One flank of 'Wild Horses': Jen Johansen shows mastery in one-actor show

Theater productions with a cast of one face skepticism from their potential audiences. "I like the stage for interaction among characters," the resistant playgoer may think. "Does theater really work if your attention is focused only on one actor through the whole thing?" 

Well, I don't know if it's just a trick of my memory or stems from my responsibility as a theater reviewer, but some of my most vivid recollections of local theater over the past dozen years come from one-actor experiences. I particularly recall the "Going Solo" series Indiana Repertory Theatre had going for a couple of seasons in 2010 and '11. That's germane to my eager anticipation of "Wild Horses," the current production at Phoenix Theatre.

Unusually and attractively, because I retain an indelible fondness for its IRT predecessors in "Lost: A Memoir" (Constance Macy) and "The Syringa Tree" (Jen Johansen),  both of the women starring in those shows now divide performances of Allison Gregory's play between them.

I will catch up with Constance Macy's interpretation next weekend. Saturday night I caught Jen Johansen's version in its premiere performance. The show is directed by Lori Wolter Hudson, and of course the excellent production team, alert to every nuance and sensory reinforcement,  is the same throughout the run. There must be a fascinating story behind how offstage best friends who also have a rich performing history together will manage the inevitable comparison of their performances in the same show in the same production.

As narrator of "Wild Horses," Jen Johansen looks back on early adolescence.

Johansen expands upon the gift for mimicry she brought to "The Syringa Tree," which is also a coming-of-age story, but one in which awareness of a girl's milieu comes more slowly, as a privileged white South African learns something about the sharp social divide she benefits from. In "Wild Horses," the mimicry covers a wider range and has to fall into place at a more rapid tempo.

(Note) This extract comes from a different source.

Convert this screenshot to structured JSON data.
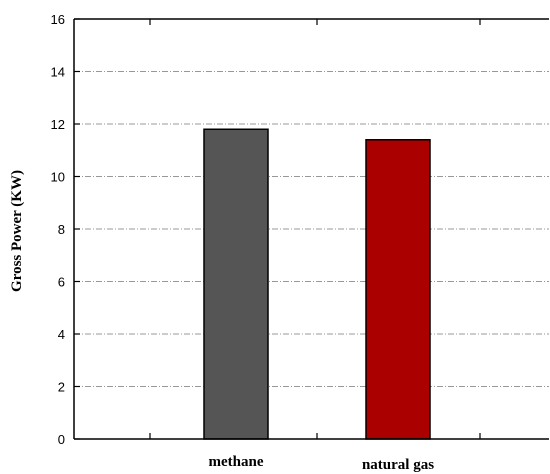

The nameless heroine of the Phoenix show is drawing upon a set of specific memories from her early adolescence beyond the suburbs in south-central California in the '70s. 

The precision and detail of Johansen's performance Saturday was always linked to bringing into focus the delayed vitality the girl grows into after cobbling together a messy way out of a family crisis and social aimlessness. That said, one of the less welcome aspects of seeing just one actor in front of you for 80 uninterrupted minutes is a distracted admiration for the preparation that must have been necessary. 

I say "less welcome" because the more you're tempted to focus on the "wow!" factor in a solo performance, the less you're fully engaged with the story. The perplexity is that you still feel wholly involved in the story when it's so expertly conveyed, as I did. But the threat of being distracted by the wonder of it all remains. I'm thinking of the anecdote about a famous violinist who once said that whenever a post-recital backstage compliment would run along the lines of " 'you must have worked really hard on that,' I knew I had given a bad performance."

Fortunately, Johansen projected a keen sense of spontaneity and freshness in every line delivered and posture assumed. Each gesture, vocal inflection, facial expression was fine-tuned. To mention just one, as the narrator instructs the audience not to share a secret, Johansen's eyes sweep laser-like across the theater: a quadruple "take" and dead-serious warning. It's a great laugh line that is not a line at all.

This kind of effectiveness pours out in a reminiscence that brings before us the girl's parents, friends and a couple of brothers starkly different from one another in how they handle teenage obsessions and conflicts. In a nutshell, contrary to the opening of the Rolling Stones song of the same title, childhood living is not easy to do — not when your family is dysfunctional and the rest of the world surrounding you is too mysterious and even threatening to take into account comfortably.

At length, the horses come into the story almost accidentally, although we know from the start the narrator is hoping to win the top prize in a horse-naming contest with which a local radio station is trying to cement the teen demographic it aims at. Spoilers abound here, because every twist of the story involves a revelation that "Wild Horses"' audiences deserve to be surprised by. I'll just point to the fact that horses are a well-ridden symbol of freedom for Americans. 

Equine symbolism is rich in both high and popular culture to the point of cliche. A much-anthologized poem from this play's era — "The Blessing" by James Wright — concludes a chance rural encounter with a couple of ponies, much gentler than what the girls in "Wild Horses" go through, like this: "Suddenly I realize / That if I stepped out of my body I would break / Into blossom."

Suffice it to say the horse-enabled "blessing" in this play, though freighted with likely disaster, is essential to the triumph "Wild Horses" presents after its wild ride through hilarity and despair. Becoming a self-declared "freedom taker," not a freedom fighter, is the blossoming the mature woman knows she earned long ago. Johansen conveys that emergence convincingly because her performance has put across so well the funny/sad turmoil required to get there.